The demo's TaskAssignmentIntegrationTests project shows this. You spin up the full application in-process using WebApplicationFactory, hit the API endpoints, and assert on the resulting state across modules. Because everything runs in-process, there is no need for test containers or message bus simulators for the event handling path.
Conclusion
A modular monolith in C# is not a compromise -- it is a deliberate architectural choice. It gives you enforced domain boundaries, testable modules, and a clear migration path to microservices if you ever need it, without the operational complexity of running distributed systems on day one.

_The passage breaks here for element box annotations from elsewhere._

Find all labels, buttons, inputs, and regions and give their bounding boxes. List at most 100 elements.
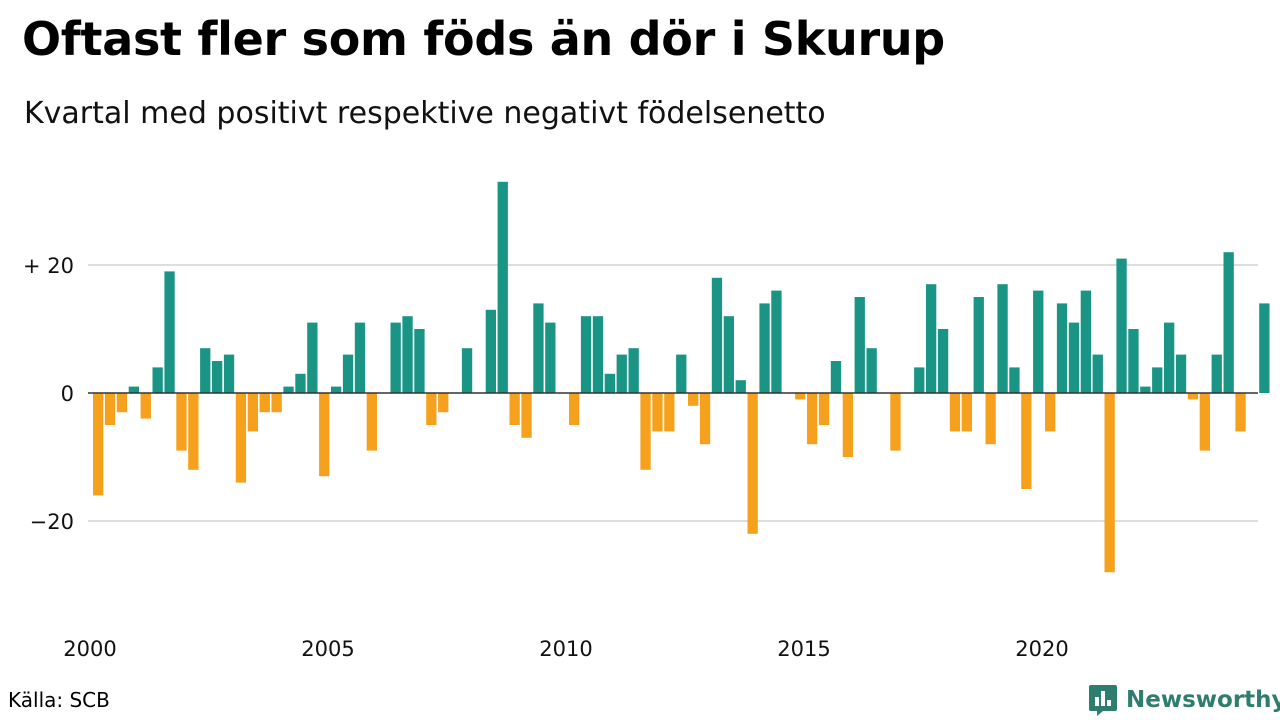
bar [866,348,877,393]
bar [735,380,746,393]
x-tick-label: 2005 [301,637,354,661]
bar [926,284,937,393]
bar [533,303,544,393]
bar [223,354,235,393]
newsworthy-logo-icon [1089,685,1117,716]
bar [521,393,532,438]
bar [592,316,604,393]
bar [1223,252,1234,393]
bar [271,393,282,413]
bar [1164,322,1175,393]
bar [688,393,699,406]
bar [1056,303,1068,393]
bar [1068,322,1080,393]
bar [307,322,318,393]
bar [212,361,223,393]
bars [93,181,1270,573]
x-axis-labels: 2000 2005 2010 2015 2020 [63,637,1068,661]
x-tick-label: 2020 [1015,637,1068,661]
bar [1021,393,1032,489]
bar [200,348,211,393]
bar [1033,290,1044,393]
bar [93,393,104,496]
bar [1187,393,1199,400]
bar [235,393,247,483]
y-tick-label: 0 [61,382,74,406]
brand[interactable]: Newsworthy [1088,683,1280,717]
bar [818,393,830,425]
bar [295,373,306,393]
grid-lines [88,264,1258,522]
bar [390,322,401,393]
brand-name: Newsworthy [1126,687,1280,713]
bar [747,393,758,534]
bar [652,393,663,432]
x-tick-label: 2000 [63,637,116,661]
bar [914,367,925,393]
bar [604,373,615,393]
bar [259,393,270,413]
chart-title: Oftast fler som föds än dör i Skurup [22,12,945,66]
bar [331,386,342,393]
bar [854,297,865,393]
bar [580,316,592,393]
bar [699,393,711,445]
bar [1080,290,1091,393]
bar [545,322,556,393]
bar [104,393,116,425]
bar [569,393,580,425]
bar [128,386,139,393]
chart-subtitle: Kvartal med positivt respektive negativt… [24,96,826,131]
bar [319,393,330,477]
bar [283,386,294,393]
bar [616,354,627,393]
bar [664,393,675,432]
bar [949,393,961,432]
x-tick-label: 2010 [539,637,592,661]
bar [1116,258,1127,393]
bar [1009,367,1020,393]
bar [890,393,901,451]
bar [164,271,175,393]
bar [509,393,520,425]
bar [1045,393,1056,432]
bar [461,348,473,393]
bar [1092,354,1103,393]
bar [1211,354,1222,393]
bar [354,322,366,393]
bar [438,393,449,413]
bar [937,329,949,393]
bar [973,297,984,393]
bar [342,354,354,393]
bar [1175,354,1187,393]
bar [628,348,639,393]
bar [485,309,496,393]
bar [985,393,996,445]
bar [830,361,842,393]
bar [402,316,413,393]
y-tick-label: −20 [30,510,74,534]
bar [1128,329,1139,393]
bar [759,303,770,393]
bar [1235,393,1246,432]
bar [140,393,151,419]
bar [1152,367,1163,393]
bar [676,354,687,393]
bar [961,393,972,432]
bar [640,393,651,470]
bar [152,367,163,393]
y-tick-label: + 20 [23,254,74,278]
bar [188,393,199,470]
bar [1259,303,1270,393]
y-axis-labels: + 20 0 −20 [23,254,74,534]
bar [807,393,818,445]
bar [1199,393,1210,451]
bar [723,316,734,393]
bar [842,393,853,457]
bar [247,393,258,432]
bar [414,329,425,393]
bar [497,181,508,393]
bar [426,393,437,425]
bar [116,393,128,413]
bar [176,393,187,451]
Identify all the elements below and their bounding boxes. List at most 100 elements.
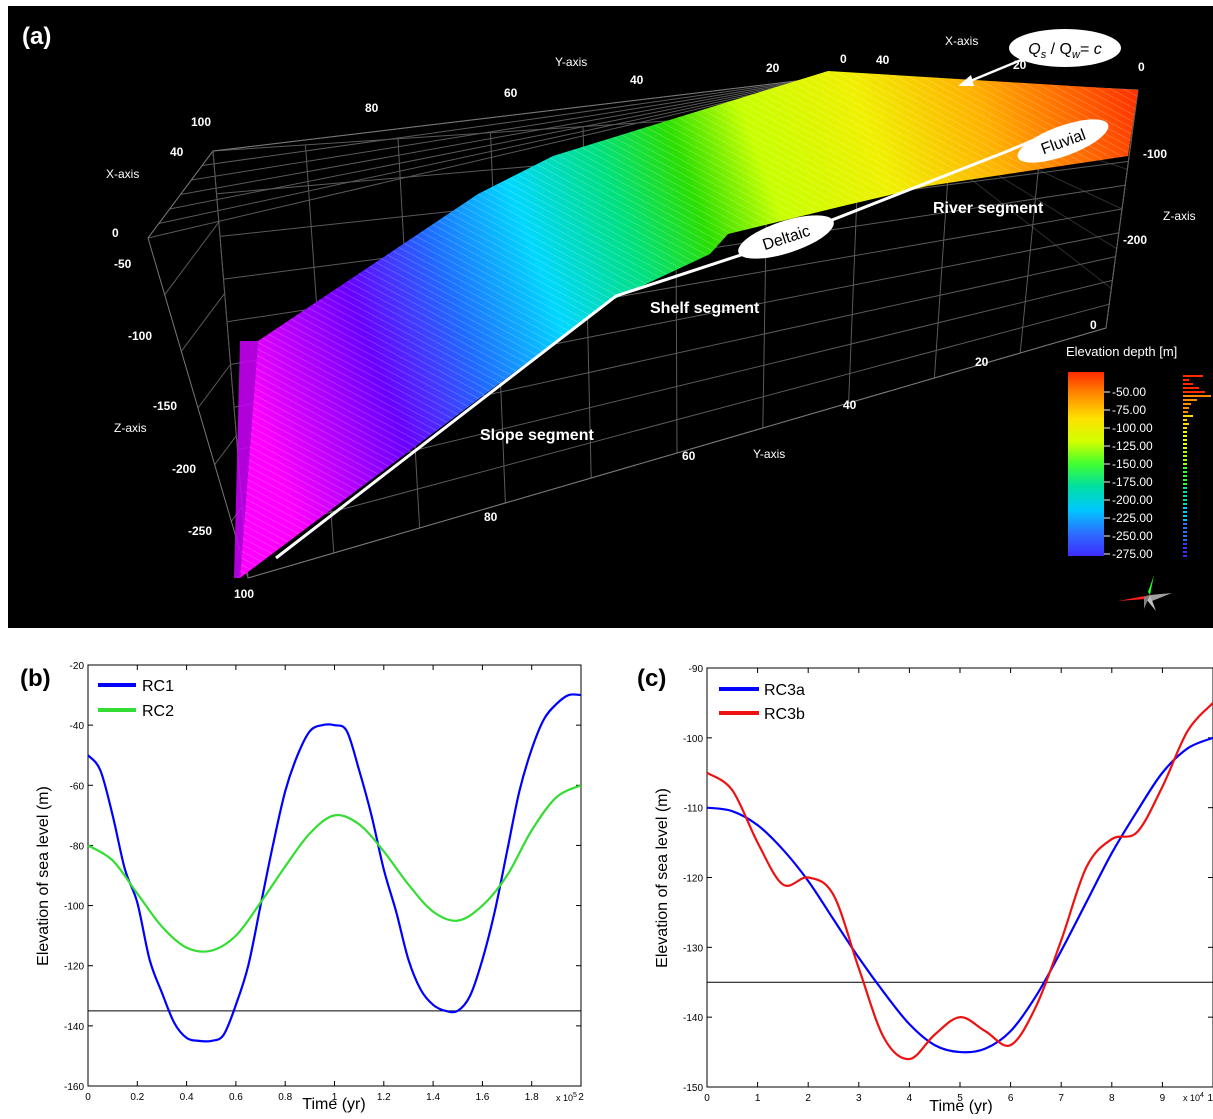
ytick-label: -140 — [64, 1022, 84, 1033]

The four principles -- single deployment, enforced boundaries, independent data, and event-based communication -- work together. The solution structure enforces them. The internal keyword enforces them at the compiler level. MediatR handles the event bus so you do not build one yourself.
Start with the four-layer module structure: Domain, Application, Infrastructure, Contracts. Register each module through its own extension method. Let the Host be the only composition point. Publish integration events when state changes. Everything else follows from these decisions.
The demo application in this guide is runnable -- no setup beyond dotnet run. Clone it, walk through the code, and use it as a template for your next .NET project.